DOJ Issues First Response to Nunes Memo Drop

Sessions
AP Photo/Patrick Semansky

Elements of the Department of Justice (DOJ) and FBI are under fire Friday following the release of the House Intelligence Committee’s hotly anticipated memo alleging bias and misconduct among officials investigating Trump campaign associates.

DOJ made its first public response to the developing controversy over the memo in the form of a sparse statement from the Attorney General about two hours after the memo hit the web.

“Congress has made inquiries concerning an issue of great importance for the country and concerns have been raised about the Department’s performance. I have great confidence in the men and women of this Department.
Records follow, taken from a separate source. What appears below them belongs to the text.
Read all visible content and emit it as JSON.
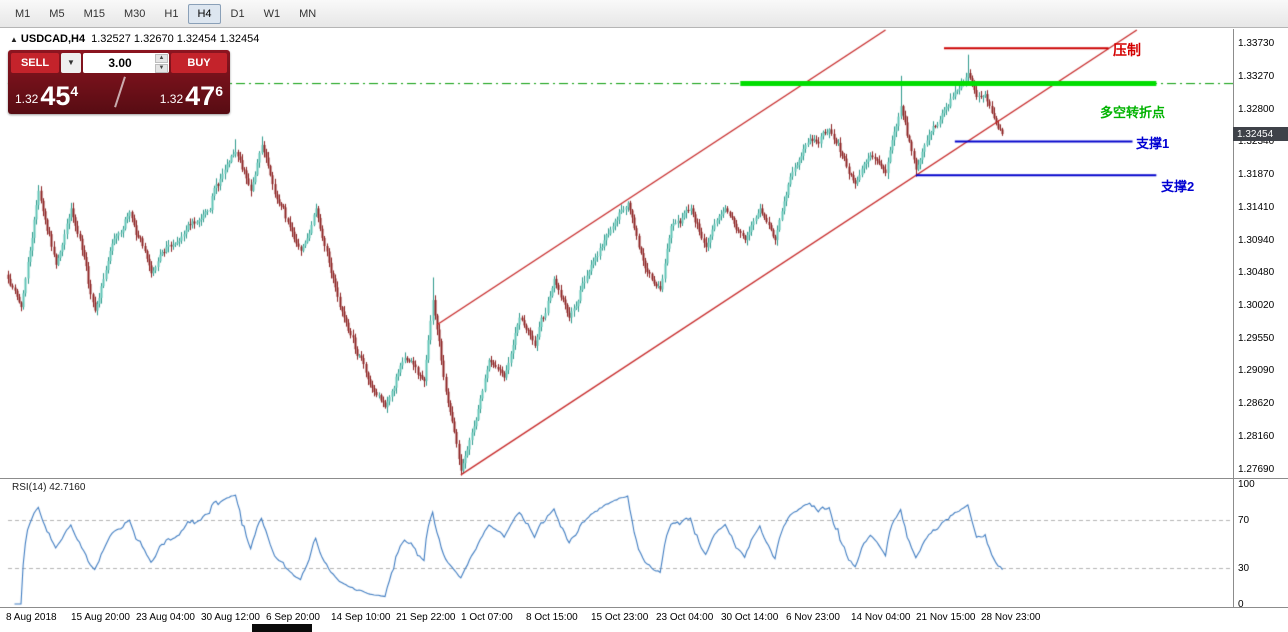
{
  "toolbar": {
    "timeframes": [
      {
        "label": "M1",
        "active": false
      },
      {
        "label": "M5",
        "active": false
      },
      {
        "label": "M15",
        "active": false
      },
      {
        "label": "M30",
        "active": false
      },
      {
        "label": "H1",
        "active": false
      },
      {
        "label": "H4",
        "active": true
      },
      {
        "label": "D1",
        "active": false
      },
      {
        "label": "W1",
        "active": false
      },
      {
        "label": "MN",
        "active": false
      }
    ]
  },
  "chart": {
    "symbol_period": "USDCAD,H4",
    "ohlc": "1.32527 1.32670 1.32454 1.32454"
  },
  "icons": {
    "collapse": "▲",
    "dropdown": "▼",
    "spinner_up": "▲",
    "spinner_down": "▼"
  },
  "trade_panel": {
    "sell_label": "SELL",
    "buy_label": "BUY",
    "volume": "3.00",
    "bid": {
      "prefix": "1.32",
      "big": "45",
      "sup": "4"
    },
    "ask": {
      "prefix": "1.32",
      "big": "47",
      "sup": "6"
    }
  },
  "annotations": {
    "resistance": "压制",
    "turning_point": "多空转折点",
    "support1": "支撑1",
    "support2": "支撑2"
  },
  "price_axis": [
    "1.33730",
    "1.33270",
    "1.32800",
    "1.32340",
    "1.31870",
    "1.31410",
    "1.30940",
    "1.30480",
    "1.30020",
    "1.29550",
    "1.29090",
    "1.28620",
    "1.28160",
    "1.27690"
  ],
  "current_price": "1.32454",
  "time_axis": [
    "8 Aug 2018",
    "15 Aug 20:00",
    "23 Aug 04:00",
    "30 Aug 12:00",
    "6 Sep 20:00",
    "14 Sep 10:00",
    "21 Sep 22:00",
    "1 Oct 07:00",
    "8 Oct 15:00",
    "15 Oct 23:00",
    "23 Oct 04:00",
    "30 Oct 14:00",
    "6 Nov 23:00",
    "14 Nov 04:00",
    "21 Nov 15:00",
    "28 Nov 23:00"
  ],
  "rsi": {
    "label": "RSI(14) 42.7160",
    "axis": [
      "100",
      "70",
      "30",
      "0"
    ]
  },
  "chart_data": {
    "type": "candlestick",
    "title": "USDCAD,H4",
    "symbol": "USDCAD",
    "timeframe": "H4",
    "bars": 460,
    "price_range": [
      1.2759,
      1.3393
    ],
    "last_close": 1.32454,
    "pivots": [
      [
        0,
        1.304
      ],
      [
        6,
        1.3
      ],
      [
        14,
        1.3165
      ],
      [
        22,
        1.306
      ],
      [
        29,
        1.314
      ],
      [
        40,
        1.2995
      ],
      [
        48,
        1.309
      ],
      [
        56,
        1.3135
      ],
      [
        66,
        1.3048
      ],
      [
        77,
        1.309
      ],
      [
        89,
        1.3125
      ],
      [
        100,
        1.3195
      ],
      [
        105,
        1.322
      ],
      [
        112,
        1.3165
      ],
      [
        117,
        1.323
      ],
      [
        123,
        1.316
      ],
      [
        135,
        1.308
      ],
      [
        142,
        1.314
      ],
      [
        153,
        1.3
      ],
      [
        167,
        1.289
      ],
      [
        174,
        1.2858
      ],
      [
        183,
        1.2928
      ],
      [
        192,
        1.2895
      ],
      [
        196,
        1.301
      ],
      [
        202,
        1.288
      ],
      [
        209,
        1.2768
      ],
      [
        216,
        1.284
      ],
      [
        222,
        1.2925
      ],
      [
        229,
        1.29
      ],
      [
        236,
        1.2985
      ],
      [
        243,
        1.2945
      ],
      [
        252,
        1.304
      ],
      [
        259,
        1.2985
      ],
      [
        269,
        1.306
      ],
      [
        278,
        1.311
      ],
      [
        286,
        1.3148
      ],
      [
        294,
        1.3055
      ],
      [
        301,
        1.3025
      ],
      [
        306,
        1.3115
      ],
      [
        315,
        1.314
      ],
      [
        322,
        1.3085
      ],
      [
        331,
        1.314
      ],
      [
        340,
        1.3095
      ],
      [
        347,
        1.314
      ],
      [
        354,
        1.3095
      ],
      [
        361,
        1.3185
      ],
      [
        368,
        1.323
      ],
      [
        379,
        1.3252
      ],
      [
        391,
        1.3175
      ],
      [
        398,
        1.3215
      ],
      [
        405,
        1.319
      ],
      [
        412,
        1.3285
      ],
      [
        419,
        1.3195
      ],
      [
        425,
        1.3245
      ],
      [
        432,
        1.328
      ],
      [
        439,
        1.331
      ],
      [
        443,
        1.3332
      ],
      [
        447,
        1.3298
      ],
      [
        451,
        1.3302
      ],
      [
        455,
        1.3268
      ],
      [
        459,
        1.32454
      ]
    ],
    "spikes": [
      [
        105,
        "high",
        1.3238
      ],
      [
        117,
        "high",
        1.3242
      ],
      [
        196,
        "high",
        1.3042
      ],
      [
        209,
        "low",
        1.2765
      ],
      [
        412,
        "high",
        1.3328
      ],
      [
        419,
        "low",
        1.3185
      ],
      [
        443,
        "high",
        1.3358
      ]
    ],
    "levels": {
      "resistance": {
        "price": 1.3367,
        "bar_start": 432,
        "bar_end": 508
      },
      "turning_point": {
        "price": 1.3317,
        "bar_start": 338,
        "bar_end": 530
      },
      "support1": {
        "price": 1.3235,
        "bar_start": 437,
        "bar_end": 519
      },
      "support2": {
        "price": 1.3187,
        "bar_start": 419,
        "bar_end": 530
      }
    },
    "trendlines": {
      "lower": [
        [
          209,
          1.2762
        ],
        [
          521,
          1.3393
        ]
      ],
      "upper": [
        [
          198,
          1.2975
        ],
        [
          405,
          1.3393
        ]
      ]
    },
    "rsi": {
      "period": 14,
      "current": 42.716,
      "guides": [
        70,
        30
      ],
      "range": [
        0,
        100
      ]
    },
    "colors": {
      "up": "#2f9a8c",
      "up_fill": "#5fc4b5",
      "down": "#8b2020",
      "down_fill": "#8b2020",
      "trend": "#c62828",
      "resistance": "#cc0000",
      "turning": "#00dd00",
      "turning_dash": "#009900",
      "support": "#0000cc",
      "rsi": "#3f7cc1",
      "tag_bg": "#3f4249"
    }
  }
}
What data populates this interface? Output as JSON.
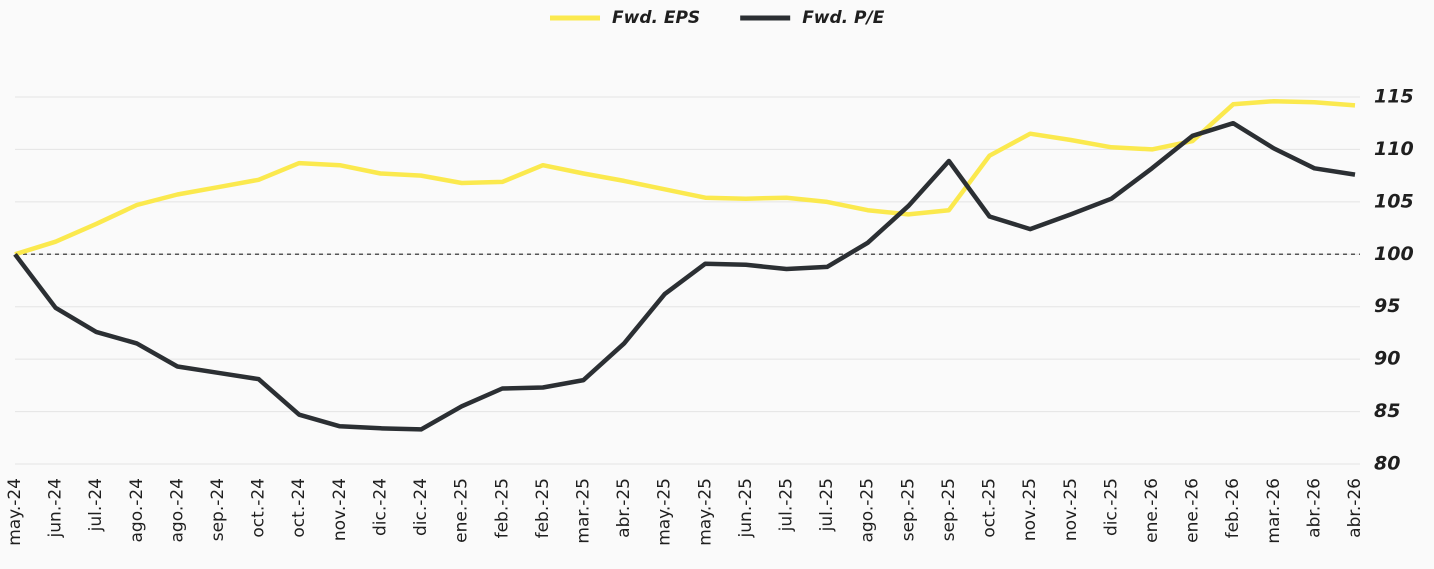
{
  "chart_data": {
    "type": "line",
    "categories": [
      "may.-24",
      "jun.-24",
      "jul.-24",
      "ago.-24",
      "ago.-24",
      "sep.-24",
      "oct.-24",
      "oct.-24",
      "nov.-24",
      "dic.-24",
      "dic.-24",
      "ene.-25",
      "feb.-25",
      "feb.-25",
      "mar.-25",
      "abr.-25",
      "may.-25",
      "may.-25",
      "jun.-25",
      "jul.-25",
      "jul.-25",
      "ago.-25",
      "sep.-25",
      "sep.-25",
      "oct.-25",
      "nov.-25",
      "nov.-25",
      "dic.-25",
      "ene.-26",
      "ene.-26",
      "feb.-26",
      "mar.-26",
      "abr.-26",
      "abr.-26"
    ],
    "series": [
      {
        "name": "Fwd. EPS",
        "color": "#fbe94e",
        "values": [
          100,
          101.2,
          102.9,
          104.7,
          105.7,
          106.4,
          107.1,
          108.7,
          108.5,
          107.7,
          107.5,
          106.8,
          106.9,
          108.5,
          107.7,
          107.0,
          106.2,
          105.4,
          105.3,
          105.4,
          105.0,
          104.2,
          103.8,
          104.2,
          109.4,
          111.5,
          110.9,
          110.2,
          110.0,
          110.8,
          114.3,
          114.6,
          114.5,
          114.2
        ]
      },
      {
        "name": "Fwd. P/E",
        "color": "#2b2f33",
        "values": [
          100,
          94.9,
          92.6,
          91.5,
          89.3,
          88.7,
          88.1,
          84.7,
          83.6,
          83.4,
          83.3,
          85.5,
          87.2,
          87.3,
          88.0,
          91.5,
          96.2,
          99.1,
          99.0,
          98.6,
          98.8,
          101.1,
          104.6,
          108.9,
          103.6,
          102.4,
          103.8,
          105.3,
          108.2,
          111.3,
          112.5,
          110.1,
          108.2,
          107.6
        ]
      }
    ],
    "ylim": [
      80,
      115
    ],
    "yticks": [
      80,
      85,
      90,
      95,
      100,
      105,
      110,
      115
    ],
    "reference_line": 100,
    "grid": true,
    "legend": "top"
  }
}
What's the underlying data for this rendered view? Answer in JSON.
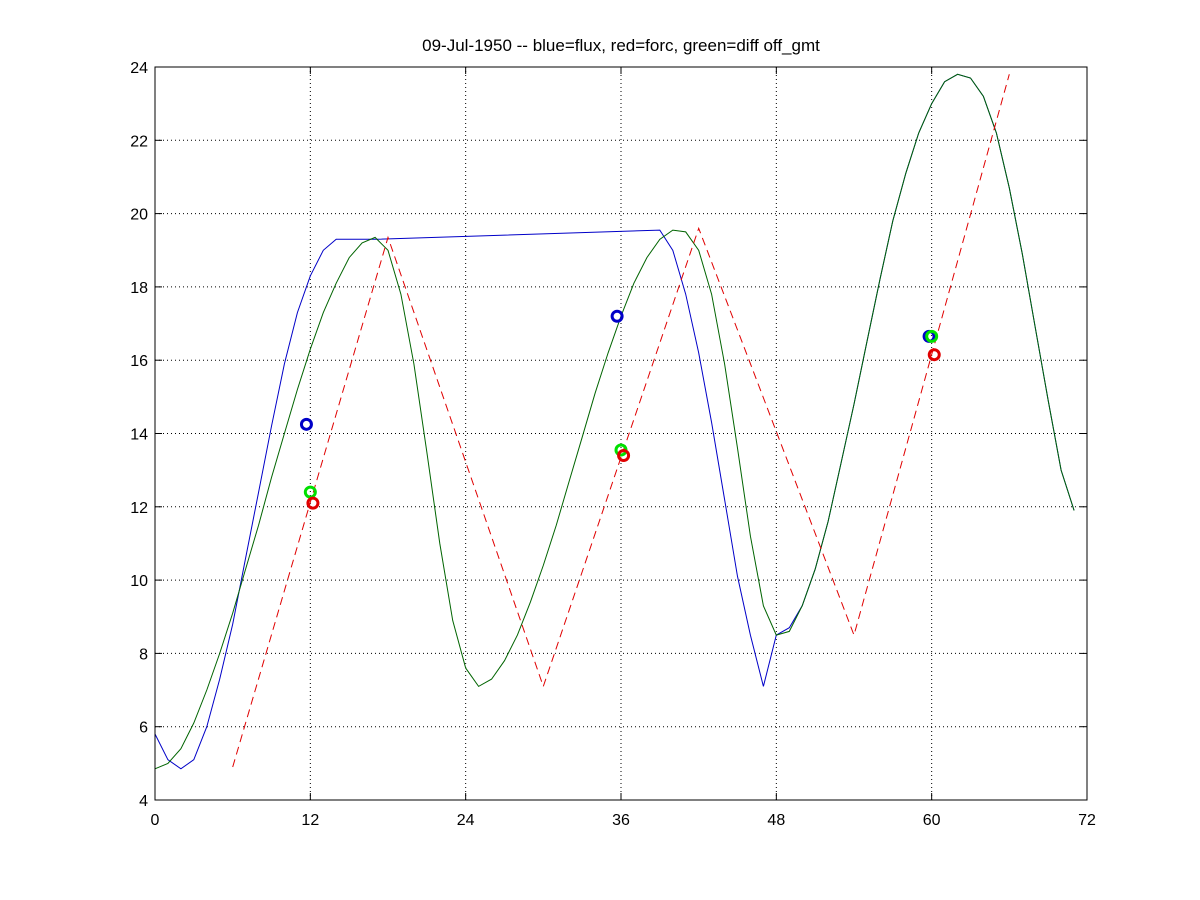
{
  "chart_data": {
    "type": "line",
    "title": "09-Jul-1950 -- blue=flux, red=forc, green=diff off_gmt",
    "xlabel": "",
    "ylabel": "",
    "xlim": [
      0,
      72
    ],
    "ylim": [
      4,
      24
    ],
    "xticks": [
      0,
      12,
      24,
      36,
      48,
      60,
      72
    ],
    "yticks": [
      4,
      6,
      8,
      10,
      12,
      14,
      16,
      18,
      20,
      22,
      24
    ],
    "grid": true,
    "colors": {
      "blue": "#0000c8",
      "green": "#006400",
      "red": "#e00000",
      "marker_green": "#00e000"
    },
    "series": [
      {
        "color": "blue",
        "style": "solid",
        "x": [
          0,
          1,
          2,
          3,
          4,
          5,
          6,
          7,
          8,
          9,
          10,
          11,
          12,
          13,
          14,
          17,
          39,
          40,
          41,
          42,
          43,
          44,
          45,
          46,
          47,
          48,
          49,
          50,
          51,
          52,
          53,
          54,
          55,
          56,
          57,
          58,
          59,
          60,
          61,
          62,
          63,
          64,
          65,
          66,
          67,
          68,
          69,
          70,
          71
        ],
        "y": [
          5.8,
          5.1,
          4.85,
          5.1,
          6.0,
          7.3,
          8.8,
          10.6,
          12.4,
          14.2,
          15.9,
          17.3,
          18.3,
          19.0,
          19.3,
          19.3,
          19.55,
          19.0,
          17.8,
          16.2,
          14.3,
          12.2,
          10.1,
          8.5,
          7.1,
          8.5,
          8.7,
          9.3,
          10.3,
          11.6,
          13.2,
          14.8,
          16.5,
          18.2,
          19.8,
          21.1,
          22.2,
          23.0,
          23.6,
          23.8,
          23.7,
          23.2,
          22.2,
          20.7,
          18.9,
          16.9,
          14.9,
          13.0,
          11.9
        ]
      },
      {
        "color": "green",
        "style": "solid",
        "x": [
          0,
          1,
          2,
          3,
          4,
          5,
          6,
          7,
          8,
          9,
          10,
          11,
          12,
          13,
          14,
          15,
          16,
          17,
          18,
          19,
          20,
          21,
          22,
          23,
          24,
          25,
          26,
          27,
          28,
          29,
          30,
          31,
          32,
          33,
          34,
          35,
          36,
          37,
          38,
          39,
          40,
          41,
          42,
          43,
          44,
          45,
          46,
          47,
          48,
          49,
          50,
          51,
          52,
          53,
          54,
          55,
          56,
          57,
          58,
          59,
          60,
          61,
          62,
          63,
          64,
          65,
          66,
          67,
          68,
          69,
          70,
          71
        ],
        "y": [
          4.85,
          5.0,
          5.4,
          6.1,
          7.0,
          8.0,
          9.1,
          10.3,
          11.5,
          12.8,
          14.0,
          15.2,
          16.3,
          17.3,
          18.1,
          18.8,
          19.2,
          19.35,
          19.0,
          17.8,
          15.9,
          13.5,
          11.0,
          8.9,
          7.6,
          7.1,
          7.3,
          7.8,
          8.5,
          9.4,
          10.4,
          11.5,
          12.7,
          13.9,
          15.1,
          16.2,
          17.2,
          18.1,
          18.8,
          19.3,
          19.55,
          19.5,
          19.0,
          17.8,
          15.9,
          13.6,
          11.2,
          9.3,
          8.5,
          8.6,
          9.3,
          10.3,
          11.6,
          13.2,
          14.8,
          16.5,
          18.2,
          19.8,
          21.1,
          22.2,
          23.0,
          23.6,
          23.8,
          23.7,
          23.2,
          22.2,
          20.7,
          18.9,
          16.9,
          14.9,
          13.0,
          11.9
        ]
      },
      {
        "color": "red",
        "style": "dashed",
        "x": [
          6,
          18,
          30,
          42,
          54,
          66
        ],
        "y": [
          4.9,
          19.35,
          7.1,
          19.6,
          8.5,
          23.8
        ]
      }
    ],
    "markers": [
      {
        "color": "blue",
        "x": 11.7,
        "y": 14.25
      },
      {
        "color": "marker_green",
        "x": 12.0,
        "y": 12.4
      },
      {
        "color": "red",
        "x": 12.2,
        "y": 12.1
      },
      {
        "color": "blue",
        "x": 35.7,
        "y": 17.2
      },
      {
        "color": "marker_green",
        "x": 36.0,
        "y": 13.55
      },
      {
        "color": "red",
        "x": 36.2,
        "y": 13.4
      },
      {
        "color": "blue",
        "x": 59.8,
        "y": 16.65
      },
      {
        "color": "marker_green",
        "x": 60.0,
        "y": 16.65
      },
      {
        "color": "red",
        "x": 60.2,
        "y": 16.15
      }
    ]
  }
}
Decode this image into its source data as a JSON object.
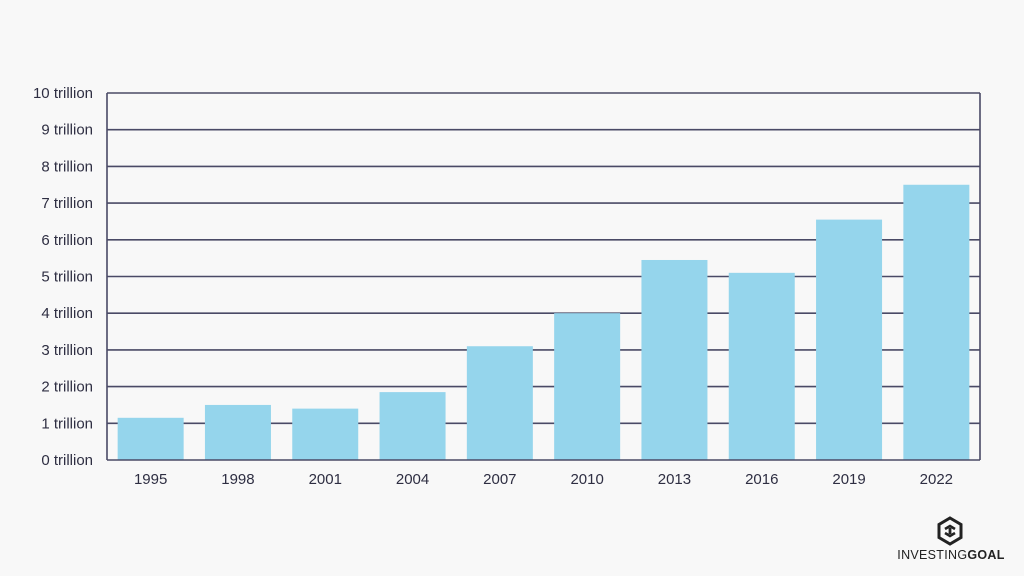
{
  "chart_data": {
    "type": "bar",
    "categories": [
      "1995",
      "1998",
      "2001",
      "2004",
      "2007",
      "2010",
      "2013",
      "2016",
      "2019",
      "2022"
    ],
    "values": [
      1150000000000.0,
      1500000000000.0,
      1400000000000.0,
      1850000000000.0,
      3100000000000.0,
      4000000000000.0,
      5450000000000.0,
      5100000000000.0,
      6550000000000.0,
      7500000000000.0
    ],
    "y_ticks": [
      {
        "value": 0,
        "label": "0 trillion"
      },
      {
        "value": 1000000000000.0,
        "label": "1 trillion"
      },
      {
        "value": 2000000000000.0,
        "label": "2 trillion"
      },
      {
        "value": 3000000000000.0,
        "label": "3 trillion"
      },
      {
        "value": 4000000000000.0,
        "label": "4 trillion"
      },
      {
        "value": 5000000000000.0,
        "label": "5 trillion"
      },
      {
        "value": 6000000000000.0,
        "label": "6 trillion"
      },
      {
        "value": 7000000000000.0,
        "label": "7 trillion"
      },
      {
        "value": 8000000000000.0,
        "label": "8 trillion"
      },
      {
        "value": 9000000000000.0,
        "label": "9 trillion"
      },
      {
        "value": 10000000000000.0,
        "label": "10 trillion"
      }
    ],
    "ylim": [
      0,
      10000000000000.0
    ],
    "grid": true,
    "bar_color": "#95d5ec",
    "grid_color": "#4a4a66"
  },
  "brand": {
    "icon": "investingoal-logo-icon",
    "name_light": "INVESTING",
    "name_bold": "GOAL"
  }
}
But no Department is perfect,” Sessions told the press.

The attorney general then expressed a general commitment to cooperate with Congress on getting to the bottom of the memo’s allegations. “Accordingly, I will forward to appropriate DOJ components all information I receive from Congress regarding this.  I am determined that we will fully and fairly ascertain the truth,” he said. “We work for the American people and are accountable to them and those they have elected.  We will meet that responsibility.”

The statement’s measured response was in contrast to an outpouring of anger from the political right over the memo’s allegations of misconduct and political bias, especially against DOJ number two and, on account of Sessions’s recusal, head overseer of all investigations concerning the 2016 presidential election, Deputy Attorney General Rod Rosenstein.

Conservative group Tea Party Patriots, for example, marked the memo’s release with a YouTube video calling for Rosenstein to “do his job or resign.”

The call was echoed among right-leaning pundits on Twitter:

Last week, Sessions, the man who picked Rosenstein, appeared to address what it can now be inferred were the allegations in the memo, when he went far beyond his prepared remarks at what was supposed to be an address on immigration policy. At the time, Sessions gave a strong appeal to stick with established procedure and not get ahead of the law. He said at the time:

This is the system. It’s part of the process. We’re going to work our way through. We don’t see criticism from Congress as necessarily a bad thing. We welcome Congress as a partner in our effort to get better. When they learn of a problem and start asking questions – well that’s just a good thing. Sunlight is the best disinfectant.

Sessions then also expressed his support for “absolutely eliminating political bias or favoritism in either direction from our investigations and our prosecutions.”

“That sort of thinking is the antithesis of what our department stands for,” he said. “We will not tolerate it.”